I see two ways to utilize a (much more efficient) partial index:
1. Partial index with condition using constant date:
CREATE INDEX queries_recent_idx ON queries_query (user_sid, created)
WHERE created > '2013-01-07 00:00'::timestamp;
Assuming created is actually defined as timestamp. It wouldn't work to provide a timestamp constant for a timestamptz column (timestamp with time zone). The cast from timestamp to timestamptz (or vice versa) depends on the current time zone setting and is not immutable. Use a constant of matching data type. Understand the basics of timestamps with / without time zone:
Ignoring time zones altogether in Rails and PostgreSQL
Drop and recreate that index at hours with low traffic, maybe with a cron job on a daily or weekly basis (or whatever is good enough for you).

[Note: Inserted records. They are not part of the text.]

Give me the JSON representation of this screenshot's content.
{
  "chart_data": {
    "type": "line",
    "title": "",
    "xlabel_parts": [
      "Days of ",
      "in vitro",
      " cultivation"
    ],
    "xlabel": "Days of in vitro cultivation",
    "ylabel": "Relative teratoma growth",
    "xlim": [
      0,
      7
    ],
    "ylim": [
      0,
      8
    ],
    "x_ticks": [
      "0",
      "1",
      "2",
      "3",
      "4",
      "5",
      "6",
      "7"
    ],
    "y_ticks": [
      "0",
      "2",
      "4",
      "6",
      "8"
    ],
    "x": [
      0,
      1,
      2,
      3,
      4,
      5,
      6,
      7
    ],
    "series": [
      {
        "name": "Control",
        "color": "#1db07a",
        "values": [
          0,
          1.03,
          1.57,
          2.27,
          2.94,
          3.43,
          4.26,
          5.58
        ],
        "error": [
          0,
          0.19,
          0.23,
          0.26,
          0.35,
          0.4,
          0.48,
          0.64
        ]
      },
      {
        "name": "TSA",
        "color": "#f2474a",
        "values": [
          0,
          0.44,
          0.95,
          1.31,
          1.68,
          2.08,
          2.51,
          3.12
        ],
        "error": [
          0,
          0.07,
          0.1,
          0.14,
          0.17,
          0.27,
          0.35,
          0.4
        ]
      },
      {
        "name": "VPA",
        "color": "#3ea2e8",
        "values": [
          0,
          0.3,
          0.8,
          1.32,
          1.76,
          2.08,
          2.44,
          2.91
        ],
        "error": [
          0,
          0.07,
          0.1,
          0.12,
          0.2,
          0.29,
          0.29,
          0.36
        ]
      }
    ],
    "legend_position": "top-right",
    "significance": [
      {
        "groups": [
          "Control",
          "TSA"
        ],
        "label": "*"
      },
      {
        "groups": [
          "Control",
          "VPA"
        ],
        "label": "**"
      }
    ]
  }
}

Creating an index is pretty fast, especially a partial index that is comparatively small. This solution also doesn't need to add anything to the table.
Assuming no concurrent access to the table, automatic index recreation could be done with a function like this:
CREATE OR REPLACE FUNCTION f_index_recreate()
RETURNS void
LANGUAGE plpgsql AS
$func$
BEGIN
DROP INDEX IF EXISTS queries_recent_idx;
EXECUTE format('
CREATE INDEX queries_recent_idx
ON queries_query (user_sid, created)
WHERE created > %L::timestamp'
, LOCALTIMESTAMP - interval '30 days'); -- timestamp constant
-- , now() - interval '30 days'); -- alternative for timestamptz
END
$func$;
Call:
SELECT f_index_recreate();
now() (like you had) is the equivalent of CURRENT_TIMESTAMP and returns timestamptz. Cast to timestamp with now()::timestamp or use LOCALTIMESTAMP instead.

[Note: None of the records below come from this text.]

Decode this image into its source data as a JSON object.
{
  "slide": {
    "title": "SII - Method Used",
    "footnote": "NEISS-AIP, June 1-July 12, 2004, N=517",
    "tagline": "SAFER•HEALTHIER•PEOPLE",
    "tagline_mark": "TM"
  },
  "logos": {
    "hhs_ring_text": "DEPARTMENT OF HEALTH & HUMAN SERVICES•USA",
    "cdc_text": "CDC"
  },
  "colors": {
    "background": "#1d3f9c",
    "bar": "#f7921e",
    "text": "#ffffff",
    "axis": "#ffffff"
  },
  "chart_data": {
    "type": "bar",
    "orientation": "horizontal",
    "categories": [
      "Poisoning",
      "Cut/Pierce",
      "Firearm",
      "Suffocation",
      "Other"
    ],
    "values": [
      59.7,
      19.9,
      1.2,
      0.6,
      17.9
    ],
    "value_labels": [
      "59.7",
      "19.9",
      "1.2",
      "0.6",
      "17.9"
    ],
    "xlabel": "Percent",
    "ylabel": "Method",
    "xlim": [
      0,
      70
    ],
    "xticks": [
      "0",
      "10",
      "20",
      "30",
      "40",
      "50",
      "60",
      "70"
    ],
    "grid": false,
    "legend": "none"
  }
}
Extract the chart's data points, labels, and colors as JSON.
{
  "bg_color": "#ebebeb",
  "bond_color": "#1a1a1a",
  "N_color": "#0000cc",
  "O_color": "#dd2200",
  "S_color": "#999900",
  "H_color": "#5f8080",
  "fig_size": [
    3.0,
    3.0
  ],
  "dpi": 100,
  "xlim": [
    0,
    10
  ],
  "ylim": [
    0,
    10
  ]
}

Select today's (since midnight) timestamps only
db<>fiddle here
Old sqlfiddle
If you have to deal with concurrent access to the table, use DROP INDEX CONCURRENTLY and CREATE INDEX CONCURRENTLY. But you can't wrap these commands into a function because, per documentation:
... a regular CREATE INDEX command can be performed within a
transaction block, but CREATE INDEX CONCURRENTLY cannot.
So, with two separate transactions:
CREATE INDEX CONCURRENTLY queries_recent_idx2 ON queries_query (user_sid, created)

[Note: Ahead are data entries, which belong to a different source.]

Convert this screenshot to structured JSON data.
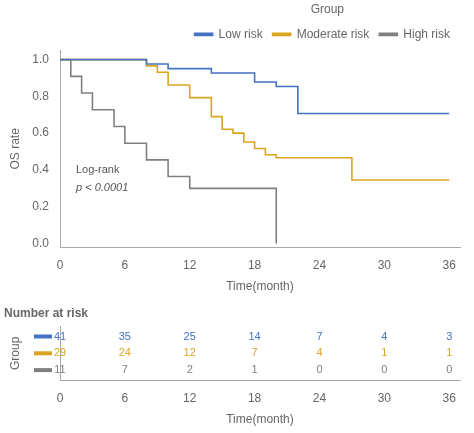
{
  "chart_data": [
    {
      "type": "line",
      "xlabel": "Time(month)",
      "ylabel": "OS rate",
      "legend_title": "Group",
      "legend": "upper right",
      "annotations": [
        "Log-rank",
        "p < 0.0001"
      ],
      "xlim": [
        0,
        37
      ],
      "ylim": [
        -0.02,
        1.05
      ],
      "xticks": [
        0,
        6,
        12,
        18,
        24,
        30,
        36
      ],
      "yticks": [
        {
          "value": 0.0,
          "label": "0.0"
        },
        0.2,
        0.4,
        0.6,
        0.8,
        {
          "value": 1.0,
          "label": "1.0"
        }
      ],
      "grid": false,
      "line_style": "step",
      "series": [
        {
          "name": "Low risk",
          "color": "#4472C4",
          "x": [
            0,
            8,
            8,
            10,
            10,
            14,
            14,
            18,
            18,
            20,
            20,
            22,
            22,
            24,
            24,
            36
          ],
          "values": [
            1.0,
            1.0,
            0.976,
            0.976,
            0.951,
            0.951,
            0.927,
            0.927,
            0.878,
            0.878,
            0.854,
            0.854,
            0.707,
            0.707,
            0.707,
            0.707
          ]
        },
        {
          "name": "Moderate risk",
          "color": "#DAA520",
          "x": [
            0,
            8,
            8,
            9,
            9,
            10,
            10,
            12,
            12,
            14,
            14,
            15,
            15,
            16,
            16,
            17,
            17,
            18,
            18,
            19,
            19,
            20,
            20,
            27,
            27,
            36
          ],
          "values": [
            1.0,
            1.0,
            0.966,
            0.966,
            0.931,
            0.931,
            0.862,
            0.862,
            0.793,
            0.793,
            0.69,
            0.69,
            0.621,
            0.621,
            0.6,
            0.6,
            0.552,
            0.552,
            0.517,
            0.517,
            0.483,
            0.483,
            0.466,
            0.466,
            0.345,
            0.345
          ]
        },
        {
          "name": "High risk",
          "color": "#808080",
          "x": [
            0,
            1,
            1,
            2,
            2,
            3,
            3,
            5,
            5,
            6,
            6,
            8,
            8,
            10,
            10,
            12,
            12,
            18,
            18,
            20,
            20
          ],
          "values": [
            1.0,
            1.0,
            0.909,
            0.909,
            0.818,
            0.818,
            0.727,
            0.727,
            0.636,
            0.636,
            0.545,
            0.545,
            0.455,
            0.455,
            0.364,
            0.364,
            0.3,
            0.3,
            0.3,
            0.3,
            0.0
          ]
        }
      ]
    },
    {
      "type": "table",
      "title": "Number at risk",
      "xlabel": "Time(month)",
      "ylabel": "Group",
      "x": [
        0,
        6,
        12,
        18,
        24,
        30,
        36
      ],
      "xlim": [
        0,
        37
      ],
      "xticks": [
        0,
        6,
        12,
        18,
        24,
        30,
        36
      ],
      "grid": false,
      "series": [
        {
          "color": "#4472C4",
          "values": [
            41,
            35,
            25,
            14,
            7,
            4,
            3
          ]
        },
        {
          "color": "#DAA520",
          "values": [
            29,
            24,
            12,
            7,
            4,
            1,
            1
          ]
        },
        {
          "color": "#808080",
          "values": [
            11,
            7,
            2,
            1,
            0,
            0,
            0
          ]
        }
      ]
    }
  ]
}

WHERE created > '2013-01-07 00:00'::timestamp; -- your new condition
Then:
DROP INDEX CONCURRENTLY IF EXISTS queries_recent_idx;
Optionally, rename to old name:
ALTER INDEX queries_recent_idx2 RENAME TO queries_recent_idx;
2. Partial index with condition on "archived" tag
Add an archived tag to your table:
ALTER queries_query ADD COLUMN archived boolean NOT NULL DEFAULT FALSE;
UPDATE the column at intervals of your choosing to "retire" older rows and create an index like:
CREATE INDEX some_index_name ON queries_query (user_sid, created)
WHERE NOT archived;
Add a matching condition to your queries (even if it seems redundant) to allow it to use the index. Check with EXPLAIN ANALYZE whether the query planner catches on - it should be able to use the index for queries on an newer date. But it won't understand more complex conditions not matching exactly.
You don't have to drop and recreate the index, but the UPDATE on the table may be more expensive than index recreation and the table gets slightly bigger.
I would go with the first option (index recreation). In fact, I am using this solution in several databases. The second incurs more costly updates.
Both solutions retain their usefulness over time, performance slowly deteriorates as more outdated rows are included in the index.